The discussion also highlighted how infrastructure businesses must now operate across multiple jurisdictions and regulatory frameworks simultaneously. Licensing, compliance, and operational resilience are no longer secondary considerations. They are core parts of competitive strategy.
For professionals working within financial services technology, this creates exciting opportunities across infrastructure engineering, payments product development, blockchain integration, compliance operations, and regulatory technology. Businesses need talent capable of understanding both the technical and regulatory complexity of modern financial infrastructure.
Pay360 2026 and the Future of Financial Technology
Recorded live at Pay360 2026, this episode of FinTech Focus TV captured many of the themes currently shaping the future of financial technology. Conversations around payments infrastructure, digital assets, blockchain adoption, stablecoins, and regulatory innovation are no longer niche industry discussions. They are becoming central to the future of global finance.

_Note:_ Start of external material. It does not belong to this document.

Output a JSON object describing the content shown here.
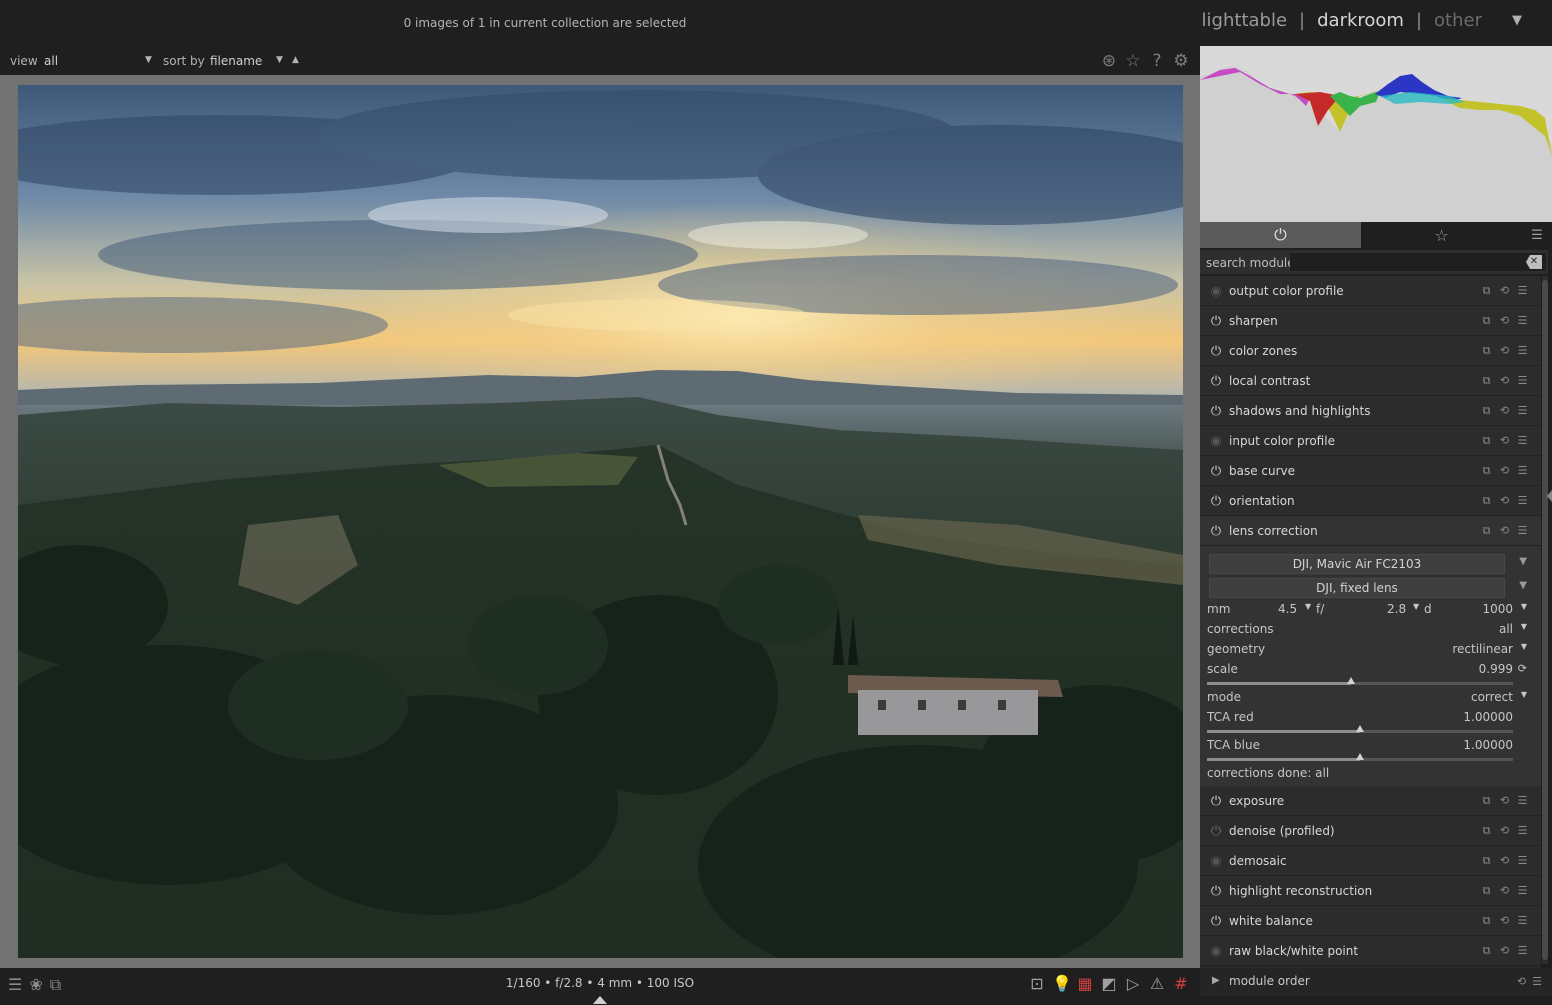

Ian Bailey’s conversation with Iana Dimitrova provided valuable insight into how infrastructure providers are responding to these changes and how businesses are preparing for a more connected, real-time financial ecosystem.
The episode also reinforced the importance of collaboration across the FinTech industry. Regulators, infrastructure providers, payment firms, and technology businesses all have a role to play in shaping the future of financial services.
As innovation accelerates, the demand for specialist FinTech talent will continue to grow across software engineering, payments technology, blockchain infrastructure, compliance, digital assets, cloud engineering, data, cyber security, and product management. Businesses that can successfully attract and retain that talent will be best positioned to lead the next phase of financial technology transformation.
This episode of FinTech Focus TV offers a timely look into the future of global payments infrastructure and highlights why financial technology continues to sit at the centre of economic innovation, digital transformation, and global growth.